Hafslund Sesam — an archive on semantics by Lars Marius Garshol and Axel Borge.
Abstract:
Sesam is an archive system developed for Hafslund, a Norwegian energy company. It achieves the often-sought but rarely-achieved goal of automatically enriching metadata by using semantic technologies to extract and integrate business data from business applications. The extracted data is also indexed with a search engine together with the archived documents, allowing true enterprise search.
A curious paper that requires careful reading.
Since the paper makes technology choices, it’s only appropriate to start with the requirements:
The system must handle 1000 users, although not necessarily simultaneously.
Initial calculations of data size assumed 1.4 million customers and 1 million electric meters with 30-50 properties each.

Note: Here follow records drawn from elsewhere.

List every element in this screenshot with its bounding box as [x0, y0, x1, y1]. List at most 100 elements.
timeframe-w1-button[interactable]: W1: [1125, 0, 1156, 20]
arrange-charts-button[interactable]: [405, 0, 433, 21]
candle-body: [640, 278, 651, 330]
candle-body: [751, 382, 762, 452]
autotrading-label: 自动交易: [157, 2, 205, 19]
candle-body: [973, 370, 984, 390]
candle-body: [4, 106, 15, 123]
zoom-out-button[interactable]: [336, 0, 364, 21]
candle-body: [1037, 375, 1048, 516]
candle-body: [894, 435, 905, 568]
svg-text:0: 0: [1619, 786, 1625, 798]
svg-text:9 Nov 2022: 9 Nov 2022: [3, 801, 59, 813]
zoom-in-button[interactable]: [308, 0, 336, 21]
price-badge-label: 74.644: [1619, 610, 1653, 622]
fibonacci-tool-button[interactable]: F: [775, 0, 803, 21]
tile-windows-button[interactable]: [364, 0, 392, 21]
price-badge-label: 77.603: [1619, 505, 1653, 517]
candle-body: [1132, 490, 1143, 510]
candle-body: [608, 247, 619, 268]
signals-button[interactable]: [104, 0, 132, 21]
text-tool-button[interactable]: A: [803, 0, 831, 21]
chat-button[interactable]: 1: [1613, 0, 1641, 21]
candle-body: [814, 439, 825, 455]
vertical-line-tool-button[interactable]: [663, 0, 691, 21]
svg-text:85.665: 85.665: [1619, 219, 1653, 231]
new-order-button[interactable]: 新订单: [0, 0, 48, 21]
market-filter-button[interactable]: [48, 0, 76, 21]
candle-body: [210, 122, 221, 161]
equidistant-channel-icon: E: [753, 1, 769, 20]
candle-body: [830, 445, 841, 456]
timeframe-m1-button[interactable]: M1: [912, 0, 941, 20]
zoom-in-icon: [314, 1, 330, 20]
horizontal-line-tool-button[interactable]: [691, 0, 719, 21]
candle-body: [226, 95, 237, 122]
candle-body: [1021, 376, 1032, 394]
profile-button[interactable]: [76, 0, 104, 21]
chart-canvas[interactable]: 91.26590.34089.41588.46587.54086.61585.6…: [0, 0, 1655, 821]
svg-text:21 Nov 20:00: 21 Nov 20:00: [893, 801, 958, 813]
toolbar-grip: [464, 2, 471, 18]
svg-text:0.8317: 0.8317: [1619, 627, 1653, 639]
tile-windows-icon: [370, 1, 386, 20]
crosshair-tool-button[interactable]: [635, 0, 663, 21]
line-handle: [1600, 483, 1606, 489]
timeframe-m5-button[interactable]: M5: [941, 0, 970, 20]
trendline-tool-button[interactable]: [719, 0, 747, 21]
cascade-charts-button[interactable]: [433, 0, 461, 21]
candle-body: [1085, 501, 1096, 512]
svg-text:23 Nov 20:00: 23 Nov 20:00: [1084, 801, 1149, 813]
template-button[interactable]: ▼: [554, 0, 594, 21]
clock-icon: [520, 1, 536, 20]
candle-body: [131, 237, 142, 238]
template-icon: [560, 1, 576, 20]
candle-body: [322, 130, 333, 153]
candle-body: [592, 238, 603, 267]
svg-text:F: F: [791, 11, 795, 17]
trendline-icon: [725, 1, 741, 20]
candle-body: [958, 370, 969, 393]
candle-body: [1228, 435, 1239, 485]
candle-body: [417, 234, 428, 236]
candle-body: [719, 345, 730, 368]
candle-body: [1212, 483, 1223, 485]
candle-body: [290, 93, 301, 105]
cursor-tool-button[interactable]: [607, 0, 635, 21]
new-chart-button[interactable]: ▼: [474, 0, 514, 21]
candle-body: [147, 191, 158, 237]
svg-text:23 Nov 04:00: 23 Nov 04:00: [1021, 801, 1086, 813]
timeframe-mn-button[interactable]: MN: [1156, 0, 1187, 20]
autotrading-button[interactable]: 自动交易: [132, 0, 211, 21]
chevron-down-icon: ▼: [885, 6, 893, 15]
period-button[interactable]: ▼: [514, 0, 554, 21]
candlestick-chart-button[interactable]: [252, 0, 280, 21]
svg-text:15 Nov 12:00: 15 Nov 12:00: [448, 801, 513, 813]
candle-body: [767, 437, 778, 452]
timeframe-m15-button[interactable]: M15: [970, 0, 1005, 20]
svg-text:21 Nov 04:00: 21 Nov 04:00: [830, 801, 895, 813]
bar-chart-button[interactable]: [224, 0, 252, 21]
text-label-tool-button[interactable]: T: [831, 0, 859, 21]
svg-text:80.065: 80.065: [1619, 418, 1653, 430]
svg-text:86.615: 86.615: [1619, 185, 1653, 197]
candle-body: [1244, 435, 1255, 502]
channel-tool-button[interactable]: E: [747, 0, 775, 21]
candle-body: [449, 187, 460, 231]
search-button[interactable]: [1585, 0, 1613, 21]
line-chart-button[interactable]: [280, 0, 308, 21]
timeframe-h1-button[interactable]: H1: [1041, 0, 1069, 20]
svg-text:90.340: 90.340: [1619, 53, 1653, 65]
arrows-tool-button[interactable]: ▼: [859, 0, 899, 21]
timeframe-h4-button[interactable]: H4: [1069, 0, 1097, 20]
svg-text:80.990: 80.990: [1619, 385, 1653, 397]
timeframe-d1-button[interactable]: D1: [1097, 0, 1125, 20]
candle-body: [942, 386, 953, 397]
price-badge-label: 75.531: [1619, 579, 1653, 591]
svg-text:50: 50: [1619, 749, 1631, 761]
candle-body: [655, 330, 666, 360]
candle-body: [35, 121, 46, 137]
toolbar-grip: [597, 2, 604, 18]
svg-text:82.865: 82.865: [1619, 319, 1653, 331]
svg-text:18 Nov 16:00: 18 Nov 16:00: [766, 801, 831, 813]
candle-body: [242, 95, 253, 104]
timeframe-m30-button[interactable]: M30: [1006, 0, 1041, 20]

Including various other data gave a rough estimate on the order of 100 million statements.
The archive must be able to receive up to 2 documents per second over an interval of many hours, in order to handle about 100,000 documents a day during peak periods. The documents would mostly be paper forms recording electric meter readings.
To inherit metadata tags automatically requires running queries to achieve transitive closure. Assuming on average 10 queries for each document, the system must be able to handle 20 queries per second on 100 million statements.
In the next section, the authors concede that the fourth requirement, “RDF data integration” was unrealistic, so the fourth requirement was dropped:
The canonical approach to RDF data integration is currently query federation of SPARQL queries against a set of heterogeneous data sources, often using R2RML. Given the size of the data set, the generic nature of the transitive closure queries, and the number of data sources to be supported, we considered achieving 20 queries per second with query federation unrealistic.
Which leaves only:
The system must handle 1000 users, although not necessarily simultaneously.
Initial calculations of data size assumed 1.4 million customers and 1 million electric meters with 30-50 properties each. Including various other data gave a rough estimate on the order of 100 million statements.
The archive must be able to receive up to 2 documents per second over an interval of many hours, in order to handle about 100,000 documents a day during peak periods. The documents would mostly be paper forms recording electric meter readings.
as the requirements to be met.
I mention that because of the following technology choice statement:
To write generic code we must use a schemaless data representation, which must also be standards-based. The only candidates were Topic Maps [ISO13250-2] and RDF. The available Topic Maps implementations would not be able to handle the query throughput at the data sizes required. Testing of the Virtuoso triple store indicated that it could handle the workload just fine. RDF thus appeared to be the only suitable technology.
But there is no query throughput requirement. At least not for the storage mechanism. For deduplication in the ERP system (section 3.5), the authors choose to follow neither topic maps nor RDF but a much older technology, record linkage.
The other query mechnism is a Recommind search engine, which is reported to not be able to index and search at the same time. (section 4.1)
If I am reading the paper correctly, data from different sources are stored as received from various sources and owl:sameAs statements are used to map data to the archives schema.
I puzzle at that point because RDF is simply a format and OWL a means to state a mapping statement.
Given the semantic vagaries of owl:sameAs (Semantic Drift and Linked Data/Semantic Web), I have to wonder about the longer term maintenance of owl:sameAs mappings?
There is no expression of a reason for “sameAs” A reason that might prompt a future maintainer of the system to follow or not some particular “sameAs.”
Still, the project was successful and that counts for more than using any single technology to the exclusion of all others.
The comments on performance of topic maps options does make me mindful of the lack of benchmark data sets for topic maps.